You know what? I go under a lot of pseudonyms online. Peach is also known online as Nathan Johnston. And he was That's a stupid name anyway. I would totally make that up.
He's posting in a group called fugly emergency vehicles. And, we've got a picture of an Idaho state police cruiser. You can tell Let's play the game called who got pulled over recently. Yeah. Exactly.
Exactly. That's probably how every single photo ends up in here. I'm shocked. If somebody taking pictures of the vehicle, it pulled them over as they leave. I'm shocked there's no judge my cop on Facebook or judge this cop on Facebook.
Now I'm I'm gonna look through some of their other photos because I don't think our police cruisers look, too bad, the state cop cars. I kinda like them. Yeah. Now is isn't Idaho starting to use Cybertrucks? I thought that I thought I saw an article I don't think so.
I think other prices are great. You get pulled over by the you get pulled over by a cyber truck. You're driving like a lifted Ford F 650. You're ticketing me? That's not a real truck, bro.
Yeah. Like, they drive what are those, chargers? I think Those are the worst. Chargers? Yeah.
I think that's what the cops drive. Like, look at this. What it this looks like a mom SUV. Like, what is that, peaches? I imagine getting pulled over in a mini Yeah.
Exactly. Like, that's what most of these are and they don't look cool. Like, what's wrong with the pickup truck? A pickup truck's a little weird to be pulling people over in or arresting people. I mean, it seems inefficient for gas.
Yeah. Exactly. Like like a Dodge Charger. Like, you just told me that inefficient for gas. It's like that one gets, like, 11 miles to the gallon.
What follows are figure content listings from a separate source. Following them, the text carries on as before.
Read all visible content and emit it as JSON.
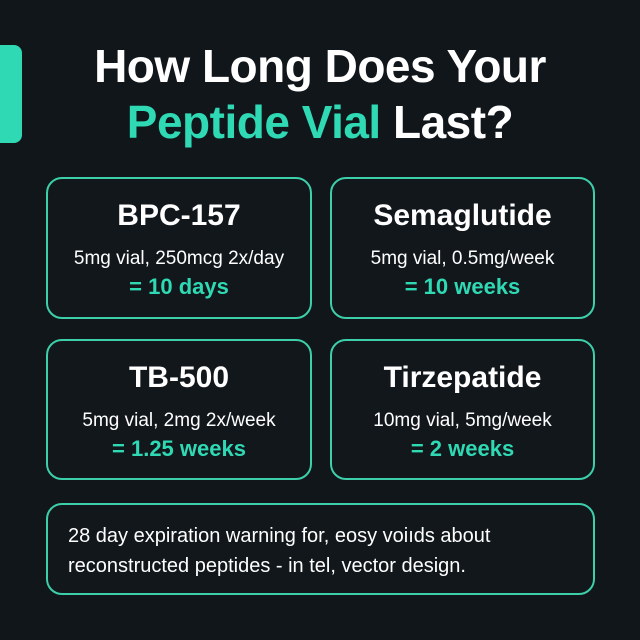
{
  "header": {
    "title_line1": "How Long Does Your",
    "title_line2_accent": "Peptide Vial",
    "title_line2_rest": " Last?"
  },
  "cards": [
    {
      "name": "BPC-157",
      "detail": "5mg vial, 250mcg 2x/day",
      "result": "= 10 days"
    },
    {
      "name": "Semaglutide",
      "detail": "5mg vial, 0.5mg/week",
      "result": "= 10 weeks"
    },
    {
      "name": "TB-500",
      "detail": "5mg vial, 2mg 2x/week",
      "result": "= 1.25 weeks"
    },
    {
      "name": "Tirzepatide",
      "detail": "10mg vial, 5mg/week",
      "result": "= 2 weeks"
    }
  ],
  "note": {
    "line1": "28 day expiration warning for, eosy voiıds about",
    "line2": "reconstructed peptides - in tel, vector design."
  },
  "colors": {
    "background": "#11161b",
    "accent": "#2ed9b4",
    "border": "#3ccfa9",
    "text": "#ffffff"
  }
}
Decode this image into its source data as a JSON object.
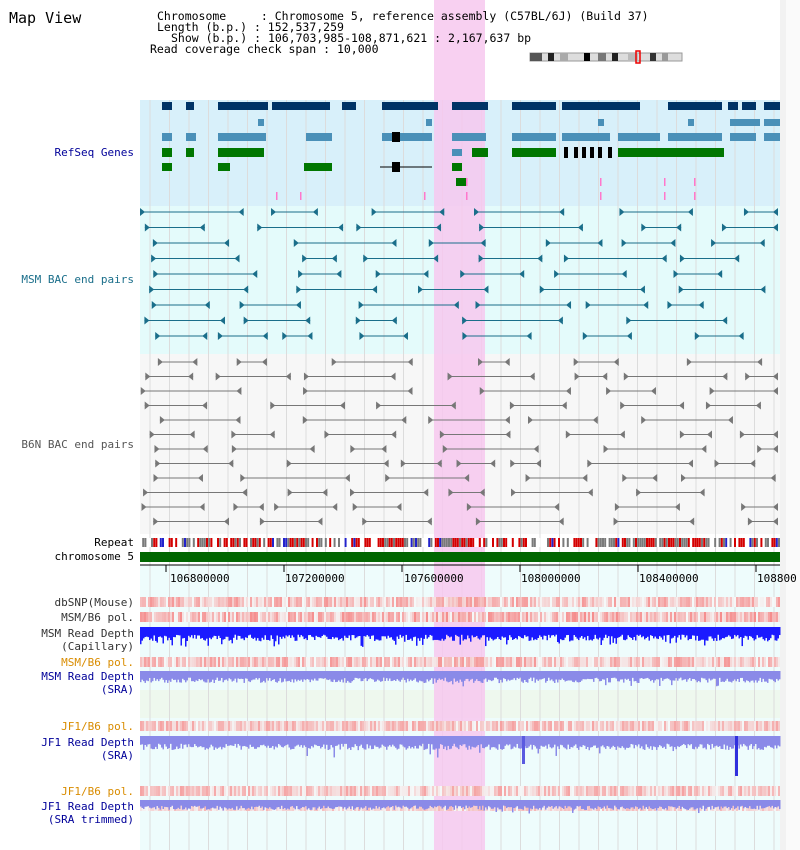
{
  "title": "Map View",
  "info": {
    "chromosome_label": "Chromosome",
    "chromosome_value": "Chromosome 5, reference assembly (C57BL/6J) (Build 37)",
    "length_label": "Length (b.p.)",
    "length_value": "152,537,259",
    "show_label": "Show (b.p.)",
    "show_value": "106,703,985-108,871,621 : 2,167,637 bp",
    "coverage_label": "Read coverage check span",
    "coverage_value": "10,000"
  },
  "tracks": {
    "refseq": "RefSeq Genes",
    "msm_bac": "MSM BAC end pairs",
    "b6n_bac": "B6N BAC end pairs",
    "repeat": "Repeat",
    "chromosome": "chromosome 5",
    "dbsnp": "dbSNP(Mouse)",
    "msm_b6_pol_1": "MSM/B6 pol.",
    "msm_read_depth_cap_1": "MSM Read Depth",
    "msm_read_depth_cap_2": "(Capillary)",
    "msm_b6_pol_2": "MSM/B6 pol.",
    "msm_read_depth_sra_1": "MSM Read Depth",
    "msm_read_depth_sra_2": "(SRA)",
    "jf1_b6_pol_1": "JF1/B6 pol.",
    "jf1_read_depth_sra_1": "JF1 Read Depth",
    "jf1_read_depth_sra_2": "(SRA)",
    "jf1_b6_pol_2": "JF1/B6 pol.",
    "jf1_read_depth_trim_1": "JF1 Read Depth",
    "jf1_read_depth_trim_2": "(SRA trimmed)"
  },
  "axis": {
    "ticks": [
      "106800000",
      "107200000",
      "107600000",
      "108000000",
      "108400000",
      "108800"
    ]
  },
  "colors": {
    "gene_dark": "#003366",
    "gene_mid": "#4a90b8",
    "gene_green": "#007700",
    "bac_msm": "#1a6e8a",
    "bac_b6n": "#777777",
    "highlight": "#f7c8ef",
    "refseq_bg": "#d8f0fa",
    "msm_bg": "#e4fbfb",
    "chromosome": "#006600",
    "depth_blue": "#1a1aff",
    "depth_light": "#8a8ae8",
    "label_blue": "#000099",
    "label_orange": "#d98c00"
  }
}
But, you know, if you gotta get up and go fast, you gotta catch some criminals. You gotta be able to go high speed. That would make sense to have, you know, a muscle car to me. Truck like, this truck, I'm guessing they use it for things other than pulling people over. Pit maneuvers or causing people to shoot you.
Like, it's got the big hitch on it. They're dragging people out from somewhere. It's got the dual rear wheels, the dual tire axle. I just figured this would be a great page to to show Lieutenant Crane for traffic school powered by the app. Yeah.
Like, these other cars do look pretty fugly, but I don't know. Look at that one. Wow. Look at that. It's the police minicom.
The police officer. We're coming to get you. Here's your citation. Yeah. These overseas police cars.
Sure. Look at that one. Look. It looks like my shoe. It's about the same size.
How are you gonna put Peaches shoe. How are you gonna put someone in the back of that thing? Well, have you ever been to the rodeo? Somehow the clowns get in and out of those. Thank you again for tuning in to the Viktor Wilt show.